A Case Against an Alarm Company
A case against an alarm company in Connecticut dealt with the allegation of fraud. The issue of fraud can be closely analogous to that of gross negligence so the case is relevant for discussion.
The plaintiff in the action was an insurance company that was subrogated to the rights of its insured. The defendant in the action designed, installed, serviced, tested, maintained and monitored a security and fire alarm system at the residence of the plaintiff’s insured. The defendant also provided the service pursuant to a written agreement with the plaintiff’s insured. A vehicle in the insured’s garage caught fire causing significant damage. The fire alarm system installed by the defendant never sounded and the alarm company never received an alarm signal from the residence. Consequently, the fire department was not notified. The plaintiff contended that if the alarm company had notified the fire department of the blaze, the fire department would have responded more swiftly and the fire would not have caused as much damage.
The insurance company paid the insured and filed the action, subrogating to the rights of its insured seeking to enforce any claims that the insured may have against the security company. The alarm company filed a motion to dismiss the counts of the complaint leveled against it for negligence, breach of warranty, breach of contract, and consumer fraud and misrepresentation. The court in this proceeding dealt only with count six of the complaint, i.e., the count alleging fraud and misrepresentation.

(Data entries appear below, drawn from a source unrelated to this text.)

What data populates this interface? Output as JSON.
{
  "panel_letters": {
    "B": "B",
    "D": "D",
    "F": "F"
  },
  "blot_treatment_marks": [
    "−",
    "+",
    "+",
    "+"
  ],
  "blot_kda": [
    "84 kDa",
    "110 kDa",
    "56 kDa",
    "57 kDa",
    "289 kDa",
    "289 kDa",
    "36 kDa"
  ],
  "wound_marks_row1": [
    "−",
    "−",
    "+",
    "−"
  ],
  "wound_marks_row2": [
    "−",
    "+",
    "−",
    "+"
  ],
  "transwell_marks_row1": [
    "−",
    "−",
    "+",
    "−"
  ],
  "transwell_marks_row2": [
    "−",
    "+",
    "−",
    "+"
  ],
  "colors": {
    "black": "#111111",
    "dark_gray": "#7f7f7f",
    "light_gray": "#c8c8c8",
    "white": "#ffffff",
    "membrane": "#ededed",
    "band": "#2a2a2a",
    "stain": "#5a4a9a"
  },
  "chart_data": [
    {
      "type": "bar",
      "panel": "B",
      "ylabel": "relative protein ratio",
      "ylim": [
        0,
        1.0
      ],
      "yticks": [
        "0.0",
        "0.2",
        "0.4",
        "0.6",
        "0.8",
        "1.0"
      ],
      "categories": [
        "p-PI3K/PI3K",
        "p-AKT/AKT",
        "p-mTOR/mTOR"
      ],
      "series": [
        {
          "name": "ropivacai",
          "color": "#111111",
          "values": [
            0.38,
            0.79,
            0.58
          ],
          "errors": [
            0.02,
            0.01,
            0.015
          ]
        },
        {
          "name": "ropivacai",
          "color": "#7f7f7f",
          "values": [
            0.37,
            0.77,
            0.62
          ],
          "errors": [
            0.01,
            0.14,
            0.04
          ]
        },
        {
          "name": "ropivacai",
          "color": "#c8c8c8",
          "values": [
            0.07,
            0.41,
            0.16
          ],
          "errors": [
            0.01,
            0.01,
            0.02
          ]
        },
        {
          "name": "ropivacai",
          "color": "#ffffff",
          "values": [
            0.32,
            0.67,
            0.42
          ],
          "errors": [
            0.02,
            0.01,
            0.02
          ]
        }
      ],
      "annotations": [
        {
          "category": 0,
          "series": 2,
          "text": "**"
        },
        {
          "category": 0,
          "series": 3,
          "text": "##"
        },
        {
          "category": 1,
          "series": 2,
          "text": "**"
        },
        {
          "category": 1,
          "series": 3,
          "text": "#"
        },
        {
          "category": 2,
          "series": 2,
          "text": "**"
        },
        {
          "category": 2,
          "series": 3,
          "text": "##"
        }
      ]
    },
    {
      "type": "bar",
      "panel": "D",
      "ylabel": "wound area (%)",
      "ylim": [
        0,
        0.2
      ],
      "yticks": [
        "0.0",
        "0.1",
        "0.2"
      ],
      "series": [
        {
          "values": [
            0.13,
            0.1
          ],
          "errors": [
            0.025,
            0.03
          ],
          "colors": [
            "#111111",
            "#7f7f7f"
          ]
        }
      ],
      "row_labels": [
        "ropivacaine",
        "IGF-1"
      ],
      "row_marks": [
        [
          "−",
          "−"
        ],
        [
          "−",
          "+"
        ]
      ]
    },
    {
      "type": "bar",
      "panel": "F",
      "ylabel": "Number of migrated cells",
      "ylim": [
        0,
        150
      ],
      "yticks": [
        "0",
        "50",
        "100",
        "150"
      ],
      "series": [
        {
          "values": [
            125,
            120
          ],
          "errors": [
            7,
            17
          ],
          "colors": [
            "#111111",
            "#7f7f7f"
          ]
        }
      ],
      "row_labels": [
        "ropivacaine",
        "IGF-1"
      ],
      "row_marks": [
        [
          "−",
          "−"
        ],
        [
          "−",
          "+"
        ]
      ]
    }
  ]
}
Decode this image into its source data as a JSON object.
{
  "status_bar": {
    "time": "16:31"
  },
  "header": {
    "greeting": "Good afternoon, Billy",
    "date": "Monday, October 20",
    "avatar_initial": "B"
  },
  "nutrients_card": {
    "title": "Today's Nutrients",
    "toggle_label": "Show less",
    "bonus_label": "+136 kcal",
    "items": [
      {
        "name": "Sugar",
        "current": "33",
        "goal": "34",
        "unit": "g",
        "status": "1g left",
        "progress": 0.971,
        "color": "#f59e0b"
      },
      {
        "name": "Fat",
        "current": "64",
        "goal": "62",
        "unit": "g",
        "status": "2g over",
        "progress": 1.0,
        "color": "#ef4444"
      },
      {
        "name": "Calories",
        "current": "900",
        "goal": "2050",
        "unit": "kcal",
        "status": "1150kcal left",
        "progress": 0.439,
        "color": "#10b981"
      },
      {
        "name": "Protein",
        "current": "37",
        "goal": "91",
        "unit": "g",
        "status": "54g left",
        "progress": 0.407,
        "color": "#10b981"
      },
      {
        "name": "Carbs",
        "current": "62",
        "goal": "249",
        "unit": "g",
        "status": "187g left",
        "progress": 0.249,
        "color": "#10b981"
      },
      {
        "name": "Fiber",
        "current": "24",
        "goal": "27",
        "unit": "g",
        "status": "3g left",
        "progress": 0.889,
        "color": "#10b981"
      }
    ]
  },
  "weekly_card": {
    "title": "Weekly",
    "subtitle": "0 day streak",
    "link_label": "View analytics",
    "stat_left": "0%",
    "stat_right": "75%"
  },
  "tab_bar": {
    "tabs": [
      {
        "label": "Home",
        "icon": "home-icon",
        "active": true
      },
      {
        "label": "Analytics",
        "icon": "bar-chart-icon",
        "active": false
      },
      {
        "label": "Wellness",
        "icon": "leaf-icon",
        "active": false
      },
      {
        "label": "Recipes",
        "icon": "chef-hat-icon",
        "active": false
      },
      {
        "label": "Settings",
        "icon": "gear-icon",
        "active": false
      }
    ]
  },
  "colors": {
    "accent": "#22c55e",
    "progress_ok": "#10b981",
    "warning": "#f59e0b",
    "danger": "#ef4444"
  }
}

The defendant alarm company argued that the insurance company plaintiff failed to prove fraud with particularity citing Federal Rules of Civil Procedure 9(b) which stated, “In order to comply with Rule 9(b), the complaint must: (1) specify the statements that the plaintiff contends were fraudulent, (2) identify the speaker, (3) state where and when the statements were made, and (4) explain why the statements were fraudulent.”
The court then pointed out that the plaintiff’s insurance company did not identify who made the allegedly fraudulent statements on behalf of the alarm company, when the statements were made, where those statements were made, or why those statements were fraudulent. The complaint simply alleged that the alarm company made “false advertisements, statements, representations, assurances and promises” at an unspecified date, at an unspecified location, through an unspecified agent.
The court then determined that the insurance company failed to plead fraud with particularity and the claim must be dismissed. Therefore, the defendant’s motion to dismiss was granted. As stated at the outset, the count alleging fraud is analogous to complaints filed where the plaintiff alleges gross negligence against the defendant in an effort to set aside the protective provision of the contract and defeat a motion for summary judgment. In most states, although the courts will uphold the liquidated damage clause, the limitation of liability provision and the third party indemnification provision, they will not uphold the clauses if the plaintiff can prove that the security company was guilty of gross negligence or fraud. Gross negligence is tantamount to the commission of a willful act, so issue becomes one of fact and therefore, the plaintiff must allege facts with particularity and prove them. The plaintiff cannot just allege that the defendant was guilty of gross negligence. Where the allegation is that the defendant was guilty of fraud, it is no different than if the plaintiff alleged that the defendant company was guilty of gross negligence. Here, as set forth above, the plaintiff did not set forth the specific facts which would establish guilt for fraud, probably because there were none.
The fact that the defendant company did not notify the subscriber even if they had received a signal, would probably be considered negligence, but would not rise to the level of gross negligence. Repeated acts of negligence, however, could rise to the level of gross negligence. The bottom line: Always exercise due care in conducting your business and make sure your employees are well trained to exercise due care.
I have just lost an account to another company. Our subscriber advised us that they were approached by the other company who advised that they can provide a much better system at a much lower rate. The subscriber advised that he accepted the offer from the other company, notwithstanding the fact that they have two-and-a-half years to go on our existing contract. I know I can bring an action against the customer for the balance of our contract, but do I have any recourse against the other alarm company?
From a legal standpoint, if the other alarm company, knowing that you had an existing contract with the subscriber, encourages the subscriber to breach the contract, it was an interference with your contractual relationship and you certainly would have an action against the other company. Unfortunately, it is somewhat impractical as legal fees can be very expensive. More important, the probability of getting your former customer to testify is going to be exceedingly difficult. Normally former customers do not want to be bothered and even if you subpoena them, their testimony will not always be helpful to you. I would suggest that you proceed against the subscriber and attempt to collect your loss of profit.
On the other hand, if the other company makes a habit of systematically calling on your customers, that is a completely different story. In that case your action for interfering with your business relationships would have a much greater probability of success, particularly if you can show a string of these types of occurrences and if you can get any of your customers to testify.
In the present case, by bringing an action against your current subscriber for the loss of profit, it could discourage others from doing the same thing and may also discourage the other alarm company from interfering with your business relationship.